IT IS LATE AND THE DUNES

It is summer. And it is raining. The days are pressing down with that heavy romantic feeling that makes it impossible to do such mundane things as keep the house clean or put away laundry. And I move through the hours like a Victorian woman standing at her bedroom window, wishing someone would feed and bathe her children so she might write poetry in the rain.

I am like that friend who laid down in the grass and the grass was so exquisite it made her cry. A bluebird in a roof gutter, a robin in an overgrown yard. Even the weeds sprawling from the cracks in the driveway are laden with inspiration. And so I take long detours to drive past the river, I wear mascara to do last night’s dishes. I dream of laying on blankets with strangers in the park, telling everyone how beautiful they are.

At night, my heart is too full to sleep. I try to close my eyes but always on the other side of midnight there are things waiting to be seen. My children sleeping, a perfect crescent moon. A rectangle of light from the neighbor’s bedroom window cast against the wall. A gust of wind, passing through the trees outside, branches like long dark arms that brush against the windowsill and enter the room. And I am outside smoking cigarettes in the dark like I’m sixteen years old, or wandering around the backyard in my underwear until I’m caught by the motion detector light next door. Up and down the street, every house light extinguished. The world so quiet that breathing comes easier than it did before.

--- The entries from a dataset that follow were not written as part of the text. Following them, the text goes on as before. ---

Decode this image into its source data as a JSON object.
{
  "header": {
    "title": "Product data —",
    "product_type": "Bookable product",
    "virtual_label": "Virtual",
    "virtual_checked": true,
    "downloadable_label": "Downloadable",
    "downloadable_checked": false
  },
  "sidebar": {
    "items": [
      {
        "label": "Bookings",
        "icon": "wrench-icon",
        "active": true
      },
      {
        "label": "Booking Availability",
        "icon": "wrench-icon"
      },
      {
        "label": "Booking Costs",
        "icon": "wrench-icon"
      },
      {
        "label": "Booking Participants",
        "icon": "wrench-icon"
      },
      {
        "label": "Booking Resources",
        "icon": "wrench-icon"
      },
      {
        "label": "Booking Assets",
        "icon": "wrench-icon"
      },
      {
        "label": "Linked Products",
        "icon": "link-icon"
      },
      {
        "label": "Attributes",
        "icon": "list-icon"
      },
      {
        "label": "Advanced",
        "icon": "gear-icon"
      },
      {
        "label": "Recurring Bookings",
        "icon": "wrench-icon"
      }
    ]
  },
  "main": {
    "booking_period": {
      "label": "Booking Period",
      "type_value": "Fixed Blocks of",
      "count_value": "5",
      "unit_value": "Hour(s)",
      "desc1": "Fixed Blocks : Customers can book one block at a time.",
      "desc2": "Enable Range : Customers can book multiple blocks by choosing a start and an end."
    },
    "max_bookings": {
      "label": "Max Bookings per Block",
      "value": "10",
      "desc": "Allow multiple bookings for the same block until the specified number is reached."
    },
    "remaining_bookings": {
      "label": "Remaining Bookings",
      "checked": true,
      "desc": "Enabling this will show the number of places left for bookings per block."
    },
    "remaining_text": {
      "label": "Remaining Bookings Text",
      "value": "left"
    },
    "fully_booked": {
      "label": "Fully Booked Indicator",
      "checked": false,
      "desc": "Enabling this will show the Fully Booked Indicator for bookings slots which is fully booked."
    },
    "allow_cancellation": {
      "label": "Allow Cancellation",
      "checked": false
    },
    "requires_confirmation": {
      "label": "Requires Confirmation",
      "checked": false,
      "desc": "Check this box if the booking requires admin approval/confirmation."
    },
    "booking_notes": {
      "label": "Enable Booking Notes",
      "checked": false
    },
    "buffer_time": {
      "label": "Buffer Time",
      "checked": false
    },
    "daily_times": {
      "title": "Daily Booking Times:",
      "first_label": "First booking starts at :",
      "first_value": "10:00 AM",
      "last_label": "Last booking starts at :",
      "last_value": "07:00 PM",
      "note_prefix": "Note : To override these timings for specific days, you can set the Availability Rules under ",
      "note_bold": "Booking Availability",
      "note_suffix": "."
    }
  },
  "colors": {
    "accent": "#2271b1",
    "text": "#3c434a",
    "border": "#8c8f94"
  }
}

Do you remember laying awake at night and watching the headlights move across your bedroom wall? A cup of water on the windowsill, the sound of adults moving through the rooms downstairs? Even in this town there are hot muggy nights, sleeping without sheets, a window fan and the sound of a train in the distance. All the elements for a perfect memory, and I think of my own children and know their childhood will be all right.

It is late and the dunes are a deserted country. Stripping off our clothes, we run hell-bent into the ocean. There is laughter, stillness. A wave that picks you up and pushes you towards shore. Though you fear the sharks will eat you, the water calls you home.